Zitat von *********vibus:
„Die „Mechanik handlungsleitender Interessen“ ist ein Terminus, den ich nicht richtig einordnen kann. Wenn wir handeln, vergegenwärtigen wir uns nicht immer unsere Werte oder Interessen. Die meisten Handlungen werden intuitiv gemacht, ohne Werte oder Vor- und Nachteile abzuwägen. Ist das die „außermoralische Mechanik“, die Du meinst? Ich würde hier weniger von Interessen als von Erfahrungen sprechen. Denn unsere Intuition, die unsere „automatischen“ Reaktionen steuert, basiert vor allem auf Erfahrung.

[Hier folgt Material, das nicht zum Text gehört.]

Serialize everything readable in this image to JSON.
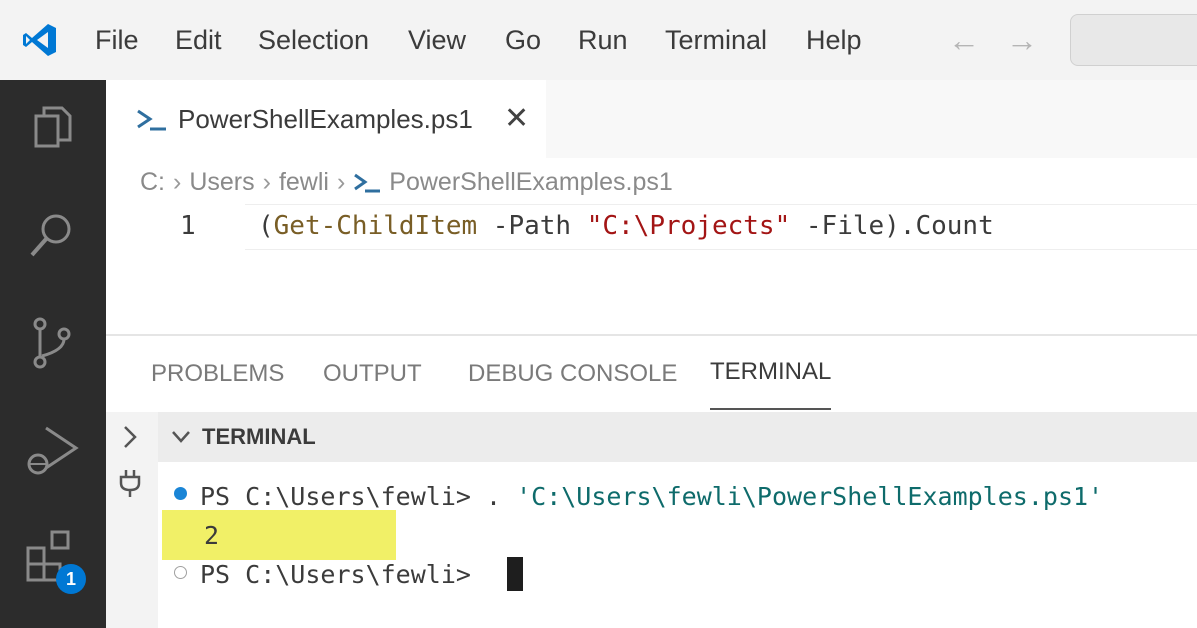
{
  "menu": [
    "File",
    "Edit",
    "Selection",
    "View",
    "Go",
    "Run",
    "Terminal",
    "Help"
  ],
  "nav": {
    "back": "←",
    "forward": "→"
  },
  "activity_badge": "1",
  "editor_tab": {
    "label": "PowerShellExamples.ps1",
    "close": "✕"
  },
  "breadcrumb": [
    "C:",
    "Users",
    "fewli",
    "PowerShellExamples.ps1"
  ],
  "code": {
    "line_number": "1",
    "tokens": [
      {
        "text": "(",
        "color": "#3b3b3b"
      },
      {
        "text": "Get-ChildItem",
        "color": "#795e26"
      },
      {
        "text": " -Path ",
        "color": "#3b3b3b"
      },
      {
        "text": "\"C:\\Projects\"",
        "color": "#a31515"
      },
      {
        "text": " -File",
        "color": "#3b3b3b"
      },
      {
        "text": ").Count",
        "color": "#3b3b3b"
      }
    ]
  },
  "panel_tabs": [
    "PROBLEMS",
    "OUTPUT",
    "DEBUG CONSOLE",
    "TERMINAL"
  ],
  "terminal": {
    "section_label": "TERMINAL",
    "line1_prompt": "PS C:\\Users\\fewli> ",
    "line1_cmd": ". ",
    "line1_arg": "'C:\\Users\\fewli\\PowerShellExamples.ps1'",
    "output": "2",
    "line2_prompt": "PS C:\\Users\\fewli> "
  },
  "colors": {
    "accent": "#0078d4",
    "highlight": "#f1f067",
    "string": "#a31515",
    "terminal_string": "#0e6b6b"
  }
}
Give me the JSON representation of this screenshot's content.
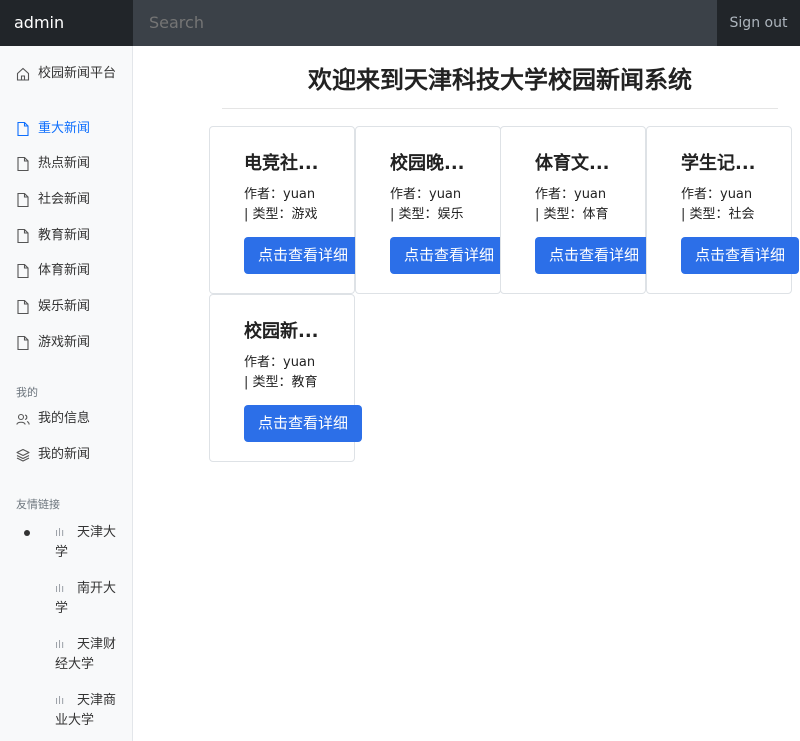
{
  "header": {
    "brand": "admin",
    "search_placeholder": "Search",
    "signout_label": "Sign out"
  },
  "sidebar": {
    "home": "校园新闻平台",
    "news_items": [
      "重大新闻",
      "热点新闻",
      "社会新闻",
      "教育新闻",
      "体育新闻",
      "娱乐新闻",
      "游戏新闻"
    ],
    "active_index": 0,
    "section_mine": "我的",
    "mine_items": [
      "我的信息",
      "我的新闻"
    ],
    "section_links": "友情链接",
    "links": [
      "天津大学",
      "南开大学",
      "天津财经大学",
      "天津商业大学"
    ],
    "accent_color": "#0d6efd"
  },
  "main": {
    "title": "欢迎来到天津科技大学校园新闻系统",
    "cards": [
      {
        "title": "电竞社...",
        "author": "作者：yuan",
        "type": "| 类型：游戏",
        "button": "点击查看详细"
      },
      {
        "title": "校园晚...",
        "author": "作者：yuan",
        "type": "| 类型：娱乐",
        "button": "点击查看详细"
      },
      {
        "title": "体育文...",
        "author": "作者：yuan",
        "type": "| 类型：体育",
        "button": "点击查看详细"
      },
      {
        "title": "学生记...",
        "author": "作者：yuan",
        "type": "| 类型：社会",
        "button": "点击查看详细"
      },
      {
        "title": "校园新...",
        "author": "作者：yuan",
        "type": "| 类型：教育",
        "button": "点击查看详细"
      }
    ],
    "button_color": "#2c6fe8"
  }
}
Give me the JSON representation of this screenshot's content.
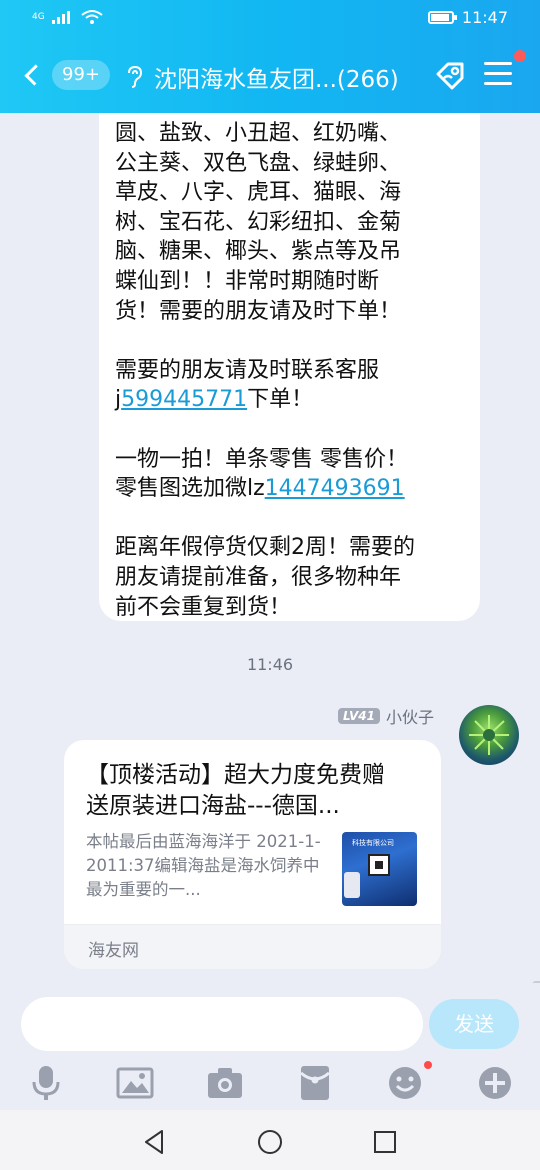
{
  "status_bar": {
    "network_label": "4G",
    "time": "11:47"
  },
  "header": {
    "unread_count": "99+",
    "title": "沈阳海水鱼友团...(266)"
  },
  "messages": [
    {
      "type": "text",
      "paragraphs": [
        {
          "parts": [
            {
              "text": "圆、盐致、小丑超、红奶嘴、\n公主葵、双色飞盘、绿蛙卵、\n草皮、八字、虎耳、猫眼、海\n树、宝石花、幻彩纽扣、金菊\n脑、糖果、椰头、紫点等及吊\n蝶仙到！！非常时期随时断\n货！需要的朋友请及时下单！",
              "link": false
            }
          ]
        },
        {
          "parts": [
            {
              "text": "需要的朋友请及时联系客服\nj",
              "link": false
            },
            {
              "text": "599445771",
              "link": true
            },
            {
              "text": "下单！",
              "link": false
            }
          ]
        },
        {
          "parts": [
            {
              "text": "一物一拍！单条零售 零售价！\n零售图选加微lz",
              "link": false
            },
            {
              "text": "1447493691",
              "link": true
            }
          ]
        },
        {
          "parts": [
            {
              "text": "距离年假停货仅剩2周！需要的\n朋友请提前准备，很多物种年\n前不会重复到货！",
              "link": false
            }
          ]
        }
      ]
    }
  ],
  "timestamp": "11:46",
  "sender": {
    "level": "LV41",
    "name": "小伙子"
  },
  "share_card": {
    "title": "【顶楼活动】超大力度免费赠送原装进口海盐---德国...",
    "description": "本帖最后由蓝海海洋于 2021-1-2011:37编辑海盐是海水饲养中最为重要的一...",
    "thumbnail_caption": "科技有限公司",
    "source": "海友网"
  },
  "input": {
    "value": "",
    "placeholder": "",
    "send_label": "发送"
  },
  "toolbar_icons": [
    "mic-icon",
    "image-icon",
    "camera-icon",
    "red-packet-icon",
    "emoji-icon",
    "plus-icon"
  ],
  "colors": {
    "header_gradient_start": "#1fc8f5",
    "header_gradient_end": "#1aa7f0",
    "link": "#1a9bd6",
    "send_button": "#b8e6fa",
    "notification_dot": "#ff5a5a"
  }
}
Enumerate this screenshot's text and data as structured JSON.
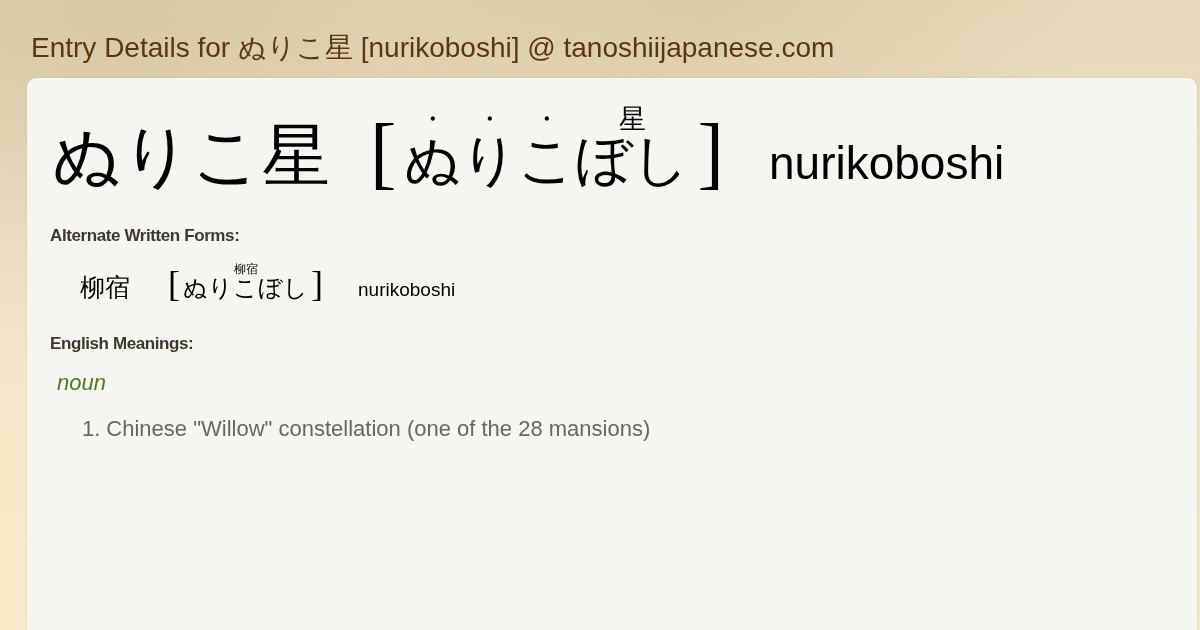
{
  "page_title": "Entry Details for ぬりこ星 [nurikoboshi] @ tanoshiijapanese.com",
  "entry": {
    "headword": "ぬりこ星",
    "bracket_open": "[",
    "reading": [
      {
        "text": "ぬ",
        "ruby": "・"
      },
      {
        "text": "り",
        "ruby": "・"
      },
      {
        "text": "こ",
        "ruby": "・"
      },
      {
        "text": "ぼし",
        "ruby": "星"
      }
    ],
    "bracket_close": "]",
    "romaji": "nurikoboshi"
  },
  "alternate_forms": {
    "heading": "Alternate Written Forms:",
    "items": [
      {
        "written": "柳宿",
        "bracket_open": "[",
        "reading": [
          {
            "text": "ぬりこぼし",
            "ruby": "柳宿"
          }
        ],
        "bracket_close": "]",
        "romaji": "nurikoboshi"
      }
    ]
  },
  "meanings": {
    "heading": "English Meanings:",
    "groups": [
      {
        "part_of_speech": "noun",
        "senses": [
          {
            "number": "1.",
            "text": "Chinese \"Willow\" constellation (one of the 28 mansions)"
          }
        ]
      }
    ]
  }
}
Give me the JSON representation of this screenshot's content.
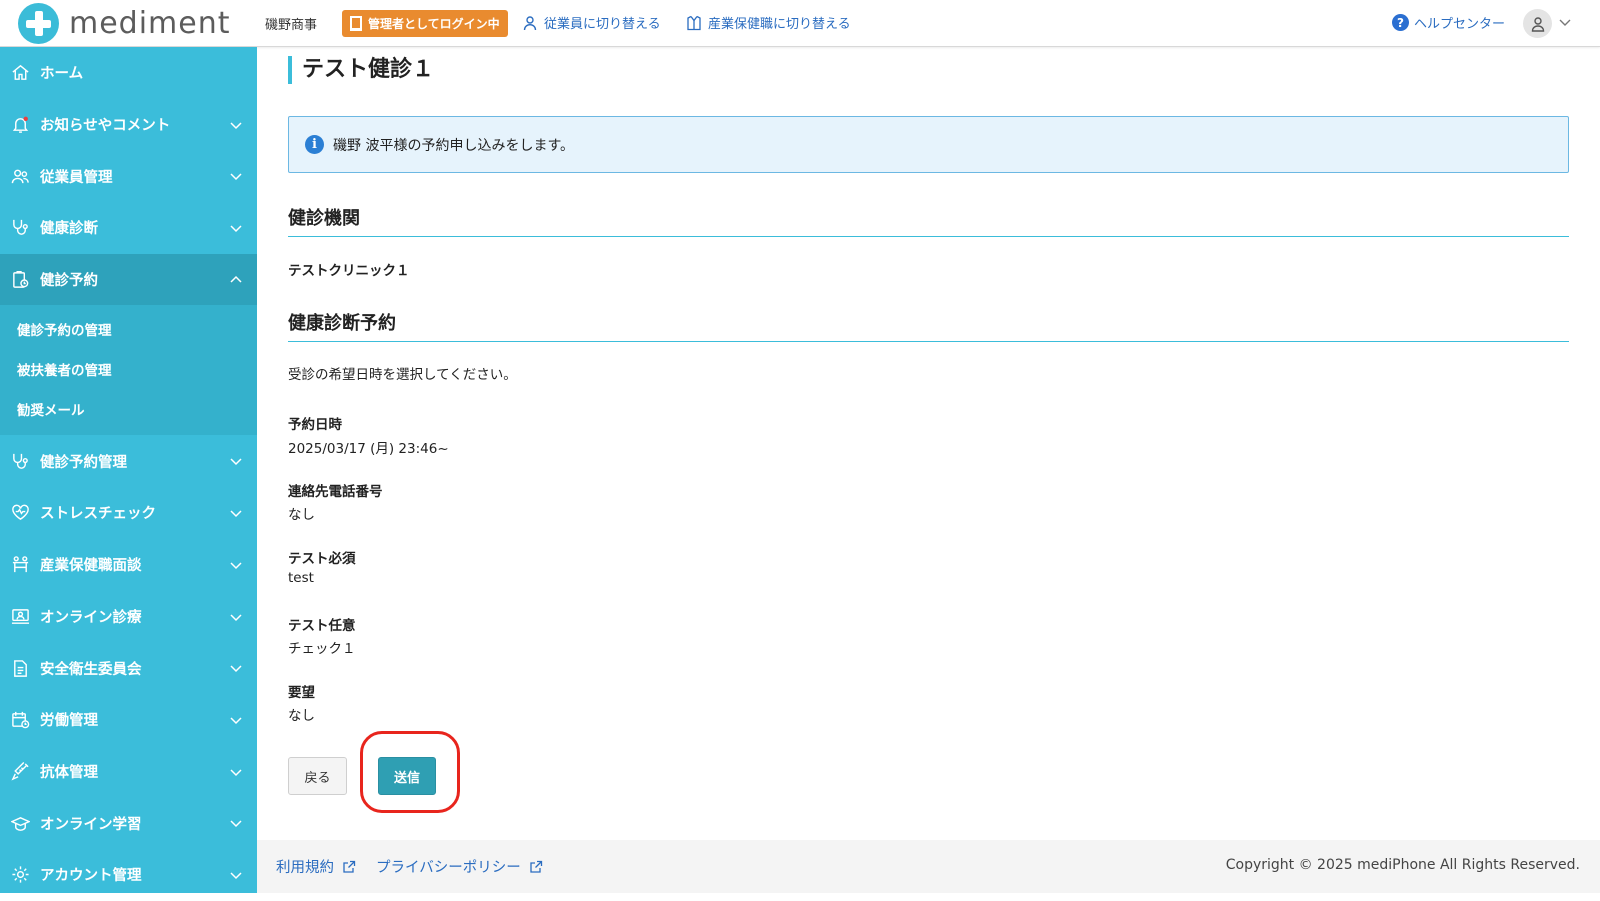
{
  "header": {
    "logo_text": "mediment",
    "company": "磯野商事",
    "admin_badge": "管理者としてログイン中",
    "switch_employee": "従業員に切り替える",
    "switch_occupational": "産業保健職に切り替える",
    "help_center": "ヘルプセンター"
  },
  "sidebar": {
    "items": [
      {
        "label": "ホーム"
      },
      {
        "label": "お知らせやコメント"
      },
      {
        "label": "従業員管理"
      },
      {
        "label": "健康診断"
      },
      {
        "label": "健診予約"
      },
      {
        "label": "健診予約管理"
      },
      {
        "label": "ストレスチェック"
      },
      {
        "label": "産業保健職面談"
      },
      {
        "label": "オンライン診療"
      },
      {
        "label": "安全衛生委員会"
      },
      {
        "label": "労働管理"
      },
      {
        "label": "抗体管理"
      },
      {
        "label": "オンライン学習"
      },
      {
        "label": "アカウント管理"
      }
    ],
    "submenu": [
      {
        "label": "健診予約の管理"
      },
      {
        "label": "被扶養者の管理"
      },
      {
        "label": "勧奨メール"
      }
    ]
  },
  "main": {
    "title": "テスト健診１",
    "info": "磯野 波平様の予約申し込みをします。",
    "section_institution": "健診機関",
    "institution_name": "テストクリニック１",
    "section_reservation": "健康診断予約",
    "instruction": "受診の希望日時を選択してください。",
    "fields": [
      {
        "label": "予約日時",
        "value": "2025/03/17 (月) 23:46~"
      },
      {
        "label": "連絡先電話番号",
        "value": "なし"
      },
      {
        "label": "テスト必須",
        "value": "test"
      },
      {
        "label": "テスト任意",
        "value": "チェック１"
      },
      {
        "label": "要望",
        "value": "なし"
      }
    ],
    "back_button": "戻る",
    "submit_button": "送信"
  },
  "footer": {
    "terms": "利用規約",
    "privacy": "プライバシーポリシー",
    "copyright": "Copyright © 2025 mediPhone All Rights Reserved."
  },
  "colors": {
    "sidebar": "#3bbdda",
    "sidebar_active": "#2ea2bb",
    "admin_badge": "#e98b2f",
    "submit": "#2f9fb3",
    "highlight": "#e8251d",
    "link": "#2a6cc0"
  }
}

Jetzt hatte ich extra "Mechanik" genutzt, und dennoch schwingt bei Dir "vergegenwärtigen" und "Abwägen" mit. Worte haben viel Beigepäck. Daher nehme ich zur Illustration, was ich meine, ein Beispiel:
Der Flankengott Paul Lusquamvibus ist für seine Fußballmannschaft so wertvoll, weil er es immer wieder schafft, von der rechten Seite so in den Strafraum zu flanken, dass selbst in Unterzahl der Stürmer den Ball perfekt aufgelegt bekommt und nur noch abschließen muss.
Was passiert bei so einer Flanke?
1. Definitiv rechnet sich P.L. nicht aus, mit welcher Kraft in welchem Winkel er den Ball wo treffen muss, um die ideale Flugbahn hinzubekommen. Die Physik hier ist etwas für Simulation im Großrechner. Das ist Erfahrung, Intuition, Talent und auch ein bisschen Glück.
2. Er rechnet auch nicht den Laufweg des Mitspielers in Abhängigkeit der Laufwege der gegnerischen Abwehrspieler aus. Dies ist nur sehr wenig Physik, sondern Erfahrung, Mustererkennung, aber auch Spielintelligenz.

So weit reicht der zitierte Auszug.